Oddly enough, in a world where technophiles and the gadget-obsessed continue to rave about Steve Jobs unveiling of the iPad last week, there’s only one gadget that I care about. An Olivetti Lettera 32 typewriter from 1963, it doesn’t have a touchscreen or Wi-Fi connectivity, and as for playing games and listening to music — certainly not!
Don’t let me fool you into believing that I don’t care much for technology: I love my iPhone as much as anybody else. It’s just that recently I realised that the technology around me was stopping me from getting things done. Some tasks just have to be done on a computer — correspondence, work invoices and, the unholiest of all things, tax returns — and that’s just fine. If I make a list, then I’ll get there. Eventually.

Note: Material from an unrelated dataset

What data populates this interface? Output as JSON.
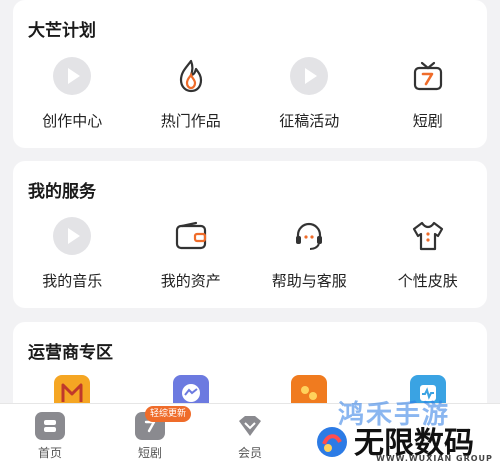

But as a writer cursed with the attention span of a hamster, working on a computer is the death knell to productivity. “I’ll just research ‘——’ can become a trawl through the news headlines, a lengthly perusal of gossip websites and even the googling of imagined illnesses. The truth is that I like to ‘see’ a draft as something that I can touch, write on, even burn (on occasion). I like to take something I’ve been working on outside, to look at it away from the usual two square metres in which I work. As someone who is perpetually distracted, I like to be away from distraction.

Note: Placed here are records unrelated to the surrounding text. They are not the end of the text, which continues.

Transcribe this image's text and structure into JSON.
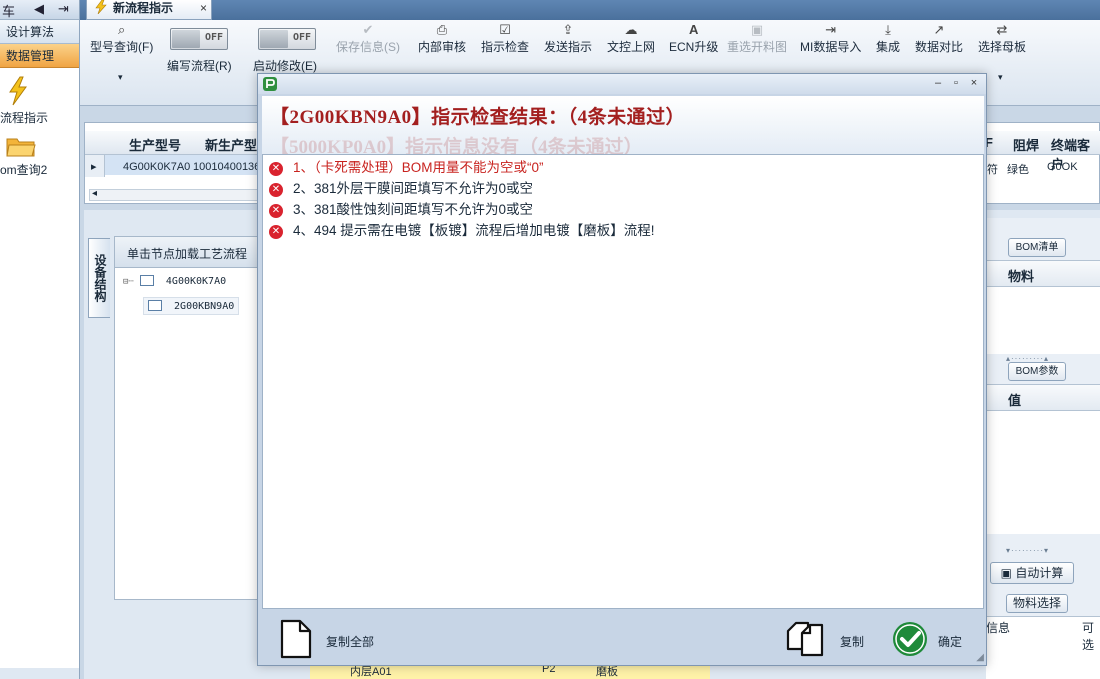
{
  "left_nav": {
    "top_icons": [
      "车",
      "◀",
      "⇥"
    ],
    "sections": [
      {
        "label": "设计算法",
        "selected": false
      },
      {
        "label": "数据管理",
        "selected": true
      }
    ],
    "items": [
      {
        "label": "流程指示",
        "icon": "lightning-icon"
      },
      {
        "label": "om查询2",
        "icon": "folder-icon"
      }
    ]
  },
  "tab": {
    "label": "新流程指示",
    "close": "×",
    "icon": "lightning-icon"
  },
  "ribbon": {
    "buttons": [
      {
        "label": "型号查询(F)",
        "icon": "search-icon",
        "enabled": true
      },
      {
        "label": "保存信息(S)",
        "icon": "check-icon",
        "enabled": false
      },
      {
        "label": "内部审核",
        "icon": "printer-icon",
        "enabled": true
      },
      {
        "label": "指示检查",
        "icon": "checkbox-icon",
        "enabled": true
      },
      {
        "label": "发送指示",
        "icon": "upload-icon",
        "enabled": true
      },
      {
        "label": "文控上网",
        "icon": "cloud-upload-icon",
        "enabled": true
      },
      {
        "label": "ECN升级",
        "icon": "font-icon",
        "enabled": true
      },
      {
        "label": "重选开料图",
        "icon": "image-icon",
        "enabled": false
      },
      {
        "label": "MI数据导入",
        "icon": "import-icon",
        "enabled": true
      },
      {
        "label": "集成",
        "icon": "download-icon",
        "enabled": true
      },
      {
        "label": "数据对比",
        "icon": "compress-icon",
        "enabled": true
      },
      {
        "label": "选择母板",
        "icon": "shuffle-icon",
        "enabled": true
      }
    ],
    "toggles": [
      {
        "label": "编写流程(R)",
        "state": "OFF"
      },
      {
        "label": "启动修改(E)",
        "state": "OFF"
      }
    ],
    "dropdown_arrow": "▾"
  },
  "grid": {
    "headers": [
      "生产型号",
      "新生产型",
      "阻焊",
      "终端客户"
    ],
    "right_fragment_header": "F",
    "row": {
      "marker": "▸",
      "model": "4G00K0K7A0",
      "new_model": "10010400136",
      "fragment": "符",
      "solder_mask": "绿色",
      "customer": "G0OK"
    },
    "scroll_left": "◂"
  },
  "lower": {
    "side_tab": "设备结构",
    "tree_header": "单击节点加载工艺流程",
    "tree_nodes": [
      {
        "label": "4G00K0K7A0"
      },
      {
        "label": "2G00KBN9A0"
      }
    ],
    "bottom_row": {
      "name": "内层A01",
      "code": "P2",
      "material": "磨板"
    }
  },
  "right_panel": {
    "bom_list_label": "BOM清单",
    "bom_list_col": "物料",
    "bom_param_label": "BOM参数",
    "bom_param_col": "值",
    "auto_calc_label": "自动计算",
    "material_select_label": "物料选择",
    "info_col": "信息",
    "avail_col": "可选"
  },
  "dialog": {
    "window_controls": [
      "–",
      "▫",
      "×"
    ],
    "title": "【2G00KBN9A0】指示检查结果：（4条未通过）",
    "ghost_subtitle": "【5000KP0A0】指示信息没有（4条未通过）",
    "issues": [
      {
        "text": "1、（卡死需处理）BOM用量不能为空或“0”",
        "blocking": true
      },
      {
        "text": "2、381外层干膜间距填写不允许为0或空",
        "blocking": false
      },
      {
        "text": "3、381酸性蚀刻间距填写不允许为0或空",
        "blocking": false
      },
      {
        "text": "4、494 提示需在电镀【板镀】流程后增加电镀【磨板】流程!",
        "blocking": false
      }
    ],
    "footer": {
      "copy_all_label": "复制全部",
      "copy_label": "复制",
      "confirm_label": "确定"
    },
    "error_icon_color": "#d9232e",
    "title_color": "#a31f1f",
    "confirm_icon_color": "#1f8a3a"
  }
}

And that’s what my Olivetti gives me. My computer put away in a drawer, I sit at my desk with the pleasant clacking of the keys, and, unable to edit with the ease of copy and paste, I suddenly find myself thinking about what word I’m going to type next, and about where my story is going, rather than waiting to find out where my story is going to take me. Most satisfying of all, at the end of an hour, half an hour, or just a few minutes, there is a tangible thing in front of me that I can grapple with and score all over with my beloved red pen.
I have to admit that there’s something to be said about the place of modern technology in all this too: because after spending quality time with my Olivetti, I find there’s nothing like making a cup of tea and spending some time browsing the internet, content in the knowledge that I have a little time to spare after all that time well spent.